Moody’s Corporation announced on June 27 2026 that it has released a set of AI skills that translate the firm’s analytical frameworks into natural‑language prompts for use in Microsoft 365 Copilot and other compatible platforms. The move is intended to make Moody’s proprietary ratings, research and risk data available directly within the tools that financial professionals already use.

The new skills are packaged in the SKILL.md format, an open file structure that has been adopted by major AI vendors such as Anthropic, OpenAI, Microsoft, Google and Amazon. Because the format is platform‑agnostic, a single skill file can run on any system that supports the Model Context Protocol (MCP), the standard that allows AI agents to query Moody’s data stores securely.

According to the company’s announcement, the initial release contains five skills that target high‑volume, manual workflows:

1. Earnings Call Summary – extracts revenue trends, pricing dynamics, consumer health and tariff exposure from transcripts. 2. Peer Analysis – compares leverage, profitability, ESG metrics and credit quality across companies. 3. Public Information Book – compiles financial data, governance structures, competitive positioning and risk profiles for a single entity. 4. Rating Pitch – creates structured presentations that include sector context, rating history and peer comparisons. 5. Sector Analysis – merges proprietary research with market intelligence for sector‑level assessments.

Each skill defines the analytical procedure and quality standards required for regulated environments. The instructions are coupled with MCP servers that connect the skill to Moody’s data, ensuring that outputs are grounded in the firm’s decision‑grade intelligence rather than publicly available web content.

Moody’s stated that the skills are intended to embed its intelligence into daily workflows without forcing customers to switch between applications. The company said it plans to expand the library to cover credit analysis, lead generation, third‑party due diligence and insurance underwriting.

“Moody’s is among the first financial data providers to deliver a full library of skills on an open standard and today’s launch is just the beginning,” said Cristina Pieretti, Head of Digital Content and Innovation at Moody’s.

The announcement follows a broader industry trend toward modular AI components that can be dropped into existing productivity suites. Microsoft’s 2025 launch of the Microsoft 365 Copilot app, which integrates the company’s Prometheus language model, has made it easier for enterprises to add custom AI functionality to Office applications.

From a technical perspective, the SKILL.md format is a lightweight Markdown file with YAML front‑matter that tells an AI coding tool how to perform a specific job. The format was first introduced by Anthropic and has since been adopted by other vendors, allowing developers to write a skill once and deploy it across multiple platforms.

The use of MCP is significant because it provides a secure, standardized way for AI agents to access proprietary data. In the case of Moody’s, the MCP servers act as a bridge between the skill’s instructions and the firm’s internal databases, ensuring that sensitive ratings and risk data remain protected.

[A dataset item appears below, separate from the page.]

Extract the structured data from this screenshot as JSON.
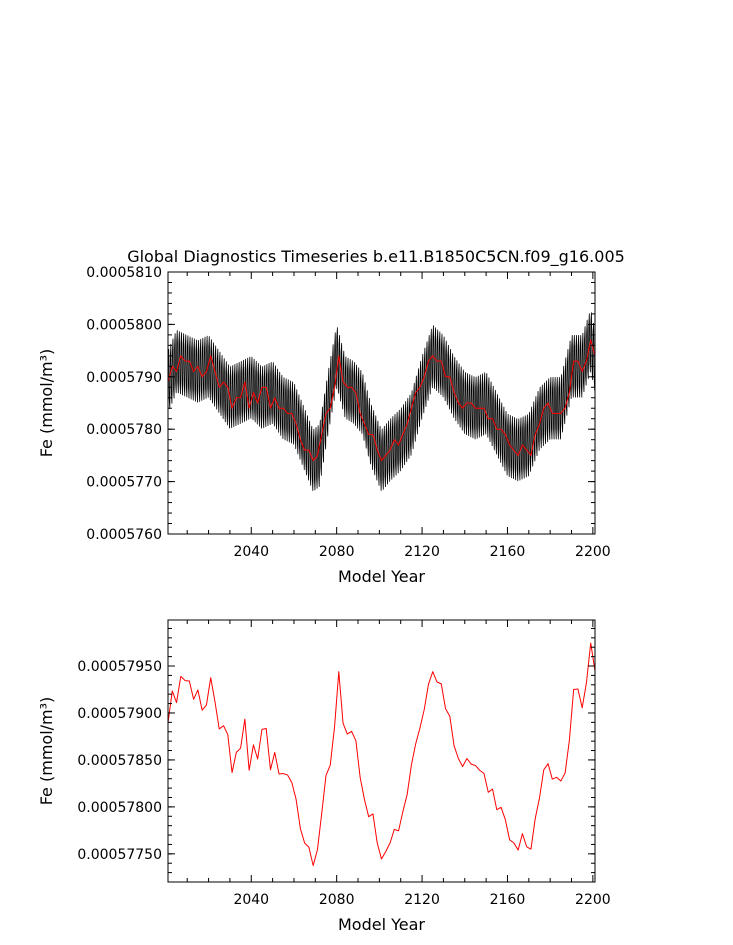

Moody’s has positioned the skills as reusable assets rather than platform‑specific integrations. By publishing the analytical frameworks as portable skills, the company can potentially reach a wider audience of financial professionals who rely on Microsoft 365, Google Workspace, or other productivity suites.

Industry observers note that the approach could reduce the time and effort required for analysts to perform complex tasks. Instead of navigating separate software interfaces, a user can issue a single prompt in Copilot and receive a structured output that incorporates Moody’s proprietary data.

The company has not yet disclosed any pricing or licensing model for the skills. It also has not announced a timeline for the release of the additional skills it plans to develop.

Moody’s is one of several financial data providers exploring ways to integrate their analytics into AI‑powered productivity tools. The firm’s move reflects a growing demand for embedded intelligence that can operate within the workflows of finance professionals.

As the AI ecosystem continues to mature, the ability to package analytical logic into portable, open‑standard skills may become a key differentiator for data providers. Moody’s first set of skills represents a concrete step toward that goal, offering a template for how proprietary intelligence can be made accessible across multiple AI platforms.

The company’s next steps will likely involve expanding the skill library, refining the MCP integration, and monitoring user adoption across its customer base. The broader impact will depend on how quickly other platforms adopt the SKILL.md format and how effectively the skills can be integrated into regulated financial environments.

In summary, Moody’s has introduced a suite of AI skills that embed its financial intelligence into Microsoft 365 Copilot and other compatible platforms. The skills use an open, platform‑agnostic format and secure data access protocol to deliver structured outputs for five core financial workflows. The firm plans to extend the library to additional use cases, potentially broadening the reach of its proprietary data beyond traditional financial analysis software.